Gary L. Geipel
Why This Matters
“Post-truth” describes an information environment characterized in particular by “truth decay,” to use a term coined by RAND scholars, in which verifiable facts are widely ignored or distrusted—replaced by opinion if not outright invention.[1] In this author’s larger analysis, the major components of our post-truth environment are (1) the embrace of “narratives” over fact-based accounts of the world, (2) increasing “tribalism,” and (3) a breakdown of corrective institutions, leading to the “entrenchment” of these conditions on a massive scale.[2] See Figure 1 for a summary graphic useful throughout this paper.

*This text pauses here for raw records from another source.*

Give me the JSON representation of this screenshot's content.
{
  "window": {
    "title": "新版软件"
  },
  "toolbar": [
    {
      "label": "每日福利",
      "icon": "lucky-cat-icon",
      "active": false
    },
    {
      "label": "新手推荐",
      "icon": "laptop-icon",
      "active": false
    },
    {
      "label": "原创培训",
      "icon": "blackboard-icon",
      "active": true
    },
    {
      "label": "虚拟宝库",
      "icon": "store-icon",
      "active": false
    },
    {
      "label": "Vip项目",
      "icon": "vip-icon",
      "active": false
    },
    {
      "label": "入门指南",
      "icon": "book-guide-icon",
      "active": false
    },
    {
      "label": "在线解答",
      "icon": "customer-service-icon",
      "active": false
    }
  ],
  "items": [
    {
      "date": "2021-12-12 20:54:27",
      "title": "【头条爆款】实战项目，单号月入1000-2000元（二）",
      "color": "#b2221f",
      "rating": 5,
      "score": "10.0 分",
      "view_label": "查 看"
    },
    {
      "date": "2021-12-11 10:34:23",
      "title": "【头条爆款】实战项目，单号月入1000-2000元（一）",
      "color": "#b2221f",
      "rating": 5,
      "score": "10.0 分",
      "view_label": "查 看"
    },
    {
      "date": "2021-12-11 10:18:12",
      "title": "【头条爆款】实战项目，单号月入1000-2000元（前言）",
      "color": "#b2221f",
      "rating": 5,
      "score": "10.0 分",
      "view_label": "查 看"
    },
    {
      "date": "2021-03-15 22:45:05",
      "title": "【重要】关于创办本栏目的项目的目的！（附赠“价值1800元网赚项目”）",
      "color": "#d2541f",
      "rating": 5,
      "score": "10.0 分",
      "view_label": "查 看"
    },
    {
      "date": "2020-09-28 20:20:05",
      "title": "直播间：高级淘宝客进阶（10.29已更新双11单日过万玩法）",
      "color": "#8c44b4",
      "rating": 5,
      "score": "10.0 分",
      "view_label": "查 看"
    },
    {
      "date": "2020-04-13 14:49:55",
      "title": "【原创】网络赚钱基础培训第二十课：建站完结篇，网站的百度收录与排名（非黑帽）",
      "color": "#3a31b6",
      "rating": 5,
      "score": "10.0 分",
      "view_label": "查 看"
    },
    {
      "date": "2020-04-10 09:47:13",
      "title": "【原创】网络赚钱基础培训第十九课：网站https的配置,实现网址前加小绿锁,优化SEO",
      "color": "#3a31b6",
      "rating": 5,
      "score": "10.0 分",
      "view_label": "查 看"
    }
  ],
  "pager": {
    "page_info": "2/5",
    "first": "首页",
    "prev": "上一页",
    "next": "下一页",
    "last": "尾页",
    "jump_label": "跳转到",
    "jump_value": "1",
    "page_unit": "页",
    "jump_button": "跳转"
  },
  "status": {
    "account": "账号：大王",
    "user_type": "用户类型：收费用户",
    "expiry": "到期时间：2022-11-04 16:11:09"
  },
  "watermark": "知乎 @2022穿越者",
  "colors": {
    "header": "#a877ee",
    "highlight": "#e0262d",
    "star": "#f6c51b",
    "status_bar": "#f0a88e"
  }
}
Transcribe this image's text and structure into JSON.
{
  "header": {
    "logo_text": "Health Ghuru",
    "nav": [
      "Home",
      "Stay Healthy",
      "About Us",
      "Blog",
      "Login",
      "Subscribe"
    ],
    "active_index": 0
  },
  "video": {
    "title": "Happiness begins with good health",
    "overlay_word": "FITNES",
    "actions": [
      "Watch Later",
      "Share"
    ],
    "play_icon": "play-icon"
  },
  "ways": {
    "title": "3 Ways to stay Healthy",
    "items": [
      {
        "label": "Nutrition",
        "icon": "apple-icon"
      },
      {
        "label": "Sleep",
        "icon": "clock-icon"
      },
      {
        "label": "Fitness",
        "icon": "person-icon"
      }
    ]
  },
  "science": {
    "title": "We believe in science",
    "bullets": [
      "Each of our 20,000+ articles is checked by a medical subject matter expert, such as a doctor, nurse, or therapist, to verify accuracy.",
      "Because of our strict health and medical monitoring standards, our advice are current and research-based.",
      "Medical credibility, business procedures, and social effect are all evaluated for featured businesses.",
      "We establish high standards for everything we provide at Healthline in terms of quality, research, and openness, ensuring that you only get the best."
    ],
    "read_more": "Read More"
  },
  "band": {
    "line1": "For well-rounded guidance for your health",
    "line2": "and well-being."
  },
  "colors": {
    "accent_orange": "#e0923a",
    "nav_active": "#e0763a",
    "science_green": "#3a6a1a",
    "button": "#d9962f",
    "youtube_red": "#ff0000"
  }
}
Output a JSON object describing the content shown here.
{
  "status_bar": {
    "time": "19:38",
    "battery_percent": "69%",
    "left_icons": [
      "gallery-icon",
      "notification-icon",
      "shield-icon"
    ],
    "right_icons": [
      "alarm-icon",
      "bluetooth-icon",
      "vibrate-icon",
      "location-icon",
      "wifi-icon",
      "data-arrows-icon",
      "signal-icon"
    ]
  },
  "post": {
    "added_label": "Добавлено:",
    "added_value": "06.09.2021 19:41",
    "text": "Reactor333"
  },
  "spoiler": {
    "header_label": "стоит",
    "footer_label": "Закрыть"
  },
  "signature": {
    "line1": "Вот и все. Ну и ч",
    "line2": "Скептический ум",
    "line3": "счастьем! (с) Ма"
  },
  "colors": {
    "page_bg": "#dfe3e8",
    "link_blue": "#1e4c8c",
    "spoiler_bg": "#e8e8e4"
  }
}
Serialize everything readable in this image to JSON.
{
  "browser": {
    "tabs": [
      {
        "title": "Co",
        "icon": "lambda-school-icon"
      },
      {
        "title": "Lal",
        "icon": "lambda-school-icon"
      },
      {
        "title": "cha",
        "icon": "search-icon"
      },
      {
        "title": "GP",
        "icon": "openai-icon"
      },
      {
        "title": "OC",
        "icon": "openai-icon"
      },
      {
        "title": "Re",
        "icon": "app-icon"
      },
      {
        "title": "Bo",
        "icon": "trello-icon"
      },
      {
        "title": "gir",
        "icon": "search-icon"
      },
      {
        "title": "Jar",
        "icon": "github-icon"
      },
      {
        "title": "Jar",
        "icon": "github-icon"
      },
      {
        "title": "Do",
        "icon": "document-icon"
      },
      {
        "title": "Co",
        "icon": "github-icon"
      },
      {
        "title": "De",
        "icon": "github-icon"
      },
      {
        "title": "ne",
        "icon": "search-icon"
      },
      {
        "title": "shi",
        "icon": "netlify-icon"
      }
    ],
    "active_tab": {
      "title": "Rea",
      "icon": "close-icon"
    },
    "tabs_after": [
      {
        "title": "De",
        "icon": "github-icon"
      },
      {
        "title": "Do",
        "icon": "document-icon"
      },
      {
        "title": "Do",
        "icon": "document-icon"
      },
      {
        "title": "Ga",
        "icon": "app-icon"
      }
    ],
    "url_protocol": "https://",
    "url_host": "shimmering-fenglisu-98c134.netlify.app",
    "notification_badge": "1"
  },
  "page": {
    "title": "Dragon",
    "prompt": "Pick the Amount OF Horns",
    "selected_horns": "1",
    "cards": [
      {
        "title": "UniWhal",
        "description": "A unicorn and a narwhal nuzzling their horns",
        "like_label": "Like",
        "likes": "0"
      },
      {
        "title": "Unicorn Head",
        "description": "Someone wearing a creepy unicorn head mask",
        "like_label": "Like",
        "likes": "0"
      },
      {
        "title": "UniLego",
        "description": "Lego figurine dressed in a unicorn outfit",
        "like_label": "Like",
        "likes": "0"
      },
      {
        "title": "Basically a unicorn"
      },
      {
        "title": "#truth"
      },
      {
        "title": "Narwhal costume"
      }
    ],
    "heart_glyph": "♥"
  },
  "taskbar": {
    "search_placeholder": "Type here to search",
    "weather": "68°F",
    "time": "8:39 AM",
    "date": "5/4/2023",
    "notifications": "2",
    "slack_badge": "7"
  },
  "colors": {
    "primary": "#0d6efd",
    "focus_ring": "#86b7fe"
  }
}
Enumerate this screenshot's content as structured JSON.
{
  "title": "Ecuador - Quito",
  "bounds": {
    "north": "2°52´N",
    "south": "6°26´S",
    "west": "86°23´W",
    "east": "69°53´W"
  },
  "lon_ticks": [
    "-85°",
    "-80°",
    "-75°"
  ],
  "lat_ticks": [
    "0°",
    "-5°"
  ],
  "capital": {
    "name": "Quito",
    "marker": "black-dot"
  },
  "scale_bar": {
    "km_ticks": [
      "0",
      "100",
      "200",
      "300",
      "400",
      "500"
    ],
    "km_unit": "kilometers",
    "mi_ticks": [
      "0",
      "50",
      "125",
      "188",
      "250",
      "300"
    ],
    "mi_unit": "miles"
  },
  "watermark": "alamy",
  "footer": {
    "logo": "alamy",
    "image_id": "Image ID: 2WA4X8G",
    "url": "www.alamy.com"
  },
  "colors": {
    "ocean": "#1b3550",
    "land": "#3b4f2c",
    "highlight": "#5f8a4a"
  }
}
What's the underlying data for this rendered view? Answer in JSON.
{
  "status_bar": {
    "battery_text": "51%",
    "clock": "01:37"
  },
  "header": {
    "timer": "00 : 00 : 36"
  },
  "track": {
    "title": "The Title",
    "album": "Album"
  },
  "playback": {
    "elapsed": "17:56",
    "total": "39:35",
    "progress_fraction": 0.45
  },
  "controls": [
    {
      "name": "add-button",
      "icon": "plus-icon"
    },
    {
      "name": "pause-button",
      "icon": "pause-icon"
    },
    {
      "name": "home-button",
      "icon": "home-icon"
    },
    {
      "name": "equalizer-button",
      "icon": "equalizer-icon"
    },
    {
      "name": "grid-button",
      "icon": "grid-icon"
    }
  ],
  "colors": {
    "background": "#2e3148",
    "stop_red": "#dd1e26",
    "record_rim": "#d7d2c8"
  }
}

Based on the 2024 U.S. presidential election campaign—as thoroughly tribal and narrative-based as any in recent history—readers may find the notion that a new administration will care about “post-truth and national security” humorous at best. As president, however, neither Kamala Harris nor Donald Trump will be able to bask in the forgiving waters of their post-truth campaigns. Faced with actual decisions, a Harris or Trump administration will need to sort fact from torrents of fiction—or face potentially immense consequences. Where U.S. national security is concerned, the challenges and risks of post-truth continue to grow apace. Impressionistic, social-media-borne understandings of conflicts in the Middle East and Ukraine, for example, already have as much influence on U.S. policy as verifiable information and longstanding national or alliance interests. The next administration will face constant decisions about whether to ignore, manage, or try to shape a digital information environment full of alternative realities.